徹底した顧客洞察がサービスを生み出す
SmartHR 宮田 昇始 「徹底した顧客洞察がサービスを生み出す」
「人を巻き込む力」が、1番かなと思います。
起業当初は、お金もない、信用もないという状態でのスタートがほとんどです。その状態で人を巻き込むことは、非常に難易度が高いです。誰かを採用するのも、投資家に投資してもらうのも、巻き込み力が必要になります。
そもそも会社は、 自分1人ではできないことをみんなで分担してやっていくために、人を採用します。 例えば、プログラミングが得意で、営業が苦手な人がいた場合、営業に強そうな人を引き入れなきゃいけない。
お互い違う人間で、興味関心の分野も違う。そんな相手に「こいつと組んだら面白そうだぞ」とか、「なんかすごく夢があって、一緒にやりたいな」って思わせることが必要です。バックグラウンドが違ったり、得意なことが違う人をどんどん、どんどん引き入れていかなければいけない。
それを何も実績がない時期にやっていく必要があります。人を巻き込む能力は、最初の1歩を踏み出す上でも重要ですし、会社が100人、1000人と大きくなっていく過程でも、重要な力かなと思っています。
最初の誘い方は、「一緒にスタートアップしようぜ」みたいな感じでした。「1度きりの人生なので、自分たちの代表作となるようなプロダクトを作ろう」「そうして、 あわよくば大金持ちになれたら最高じゃない?」みたいな。そんな中学生みたいな伝え方を結構していたんですけど、自分のキャラクターと相まって、割とそれが刺さっていたかなと思います。
スタートアップとかIT業界で働いている人たちにとって、いつか自分の代表作と呼べるようなプロダクトを作りたい、プロダクトに初期から携わりたい、という思いは根源的に持っている欲求だったりするんですよね。 特に、すでに大きくなったサービスに後から入った人たちって、自分がこのサービスを作ったとは思いづらいんですよ。 ただ、これが初期5人の中の1人であれば、「これは、自分が作ったプロダクトだ」と思える。なので、「一緒に代表作となるプロダクトを作ろうぜ」というメッセージは、けっこう魅力的に感じてもらえたと思っています。

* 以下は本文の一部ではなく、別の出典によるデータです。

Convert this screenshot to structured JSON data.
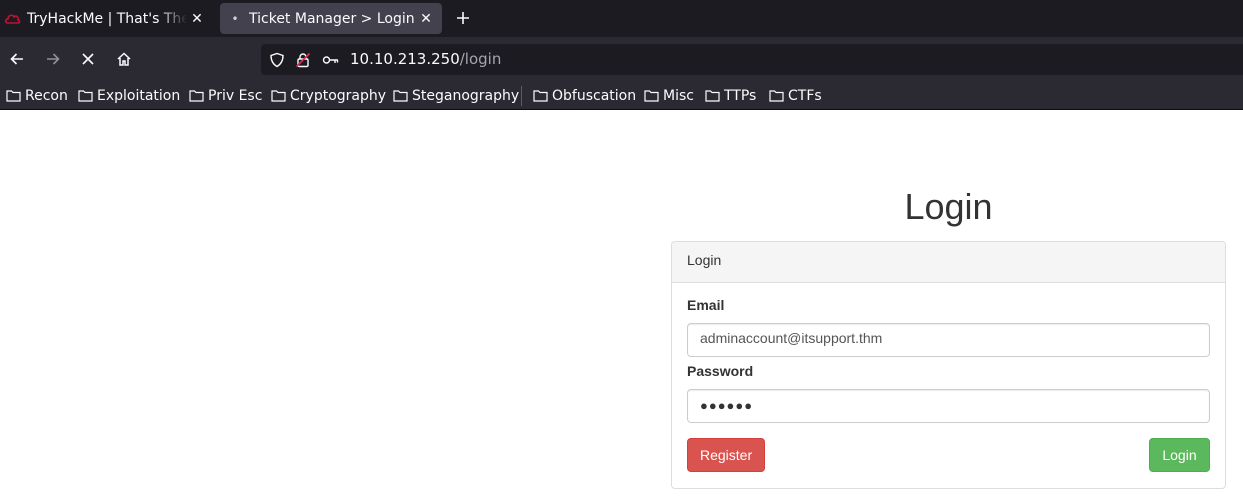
{
  "browser": {
    "tabs": [
      {
        "title": "TryHackMe | That's The Ticket",
        "active": false,
        "icon": "tryhackme-favicon-icon"
      },
      {
        "title": "Ticket Manager > Login",
        "active": true,
        "icon": "loading-dot-icon"
      }
    ],
    "url": {
      "host": "10.10.213.250",
      "path": "/login"
    },
    "bookmarks": [
      "Recon",
      "Exploitation",
      "Priv Esc",
      "Cryptography",
      "Steganography",
      "Obfuscation",
      "Misc",
      "TTPs",
      "CTFs"
    ]
  },
  "page": {
    "title": "Login",
    "panel_heading": "Login",
    "email_label": "Email",
    "email_value": "adminaccount@itsupport.thm",
    "password_label": "Password",
    "password_mask": "●●●●●●",
    "register_label": "Register",
    "login_label": "Login"
  },
  "colors": {
    "register_button": "#d9534f",
    "login_button": "#5cb85c",
    "chrome_dark": "#1c1b22",
    "chrome_toolbar": "#2b2a33"
  }
}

実際、今、Nstock(エヌストック)という2社目の会社を起業しているんですけど、この手法は現在進行形で使っています。
よく言われることではありますが、「いつか起業したい」と言っている人が起業しているところを見たことがありません。
社会人になって忙しくなったら、なおさら難しくなります。なので、学生時代の数年間はチャンスです。「いつか起業したい」と思っている学生さんは、まずコードを書いてプロダクトをつくってみると、サービス名を決めてドメインを取得してみるとか、何かしらすぐ始められることがあると思うんです。
その最初の1歩を、学生のうちにと言わずに、今年中になしは、 今月中に踏み出してみると、その後スピーディーに物事が進んでいくかなと思っています。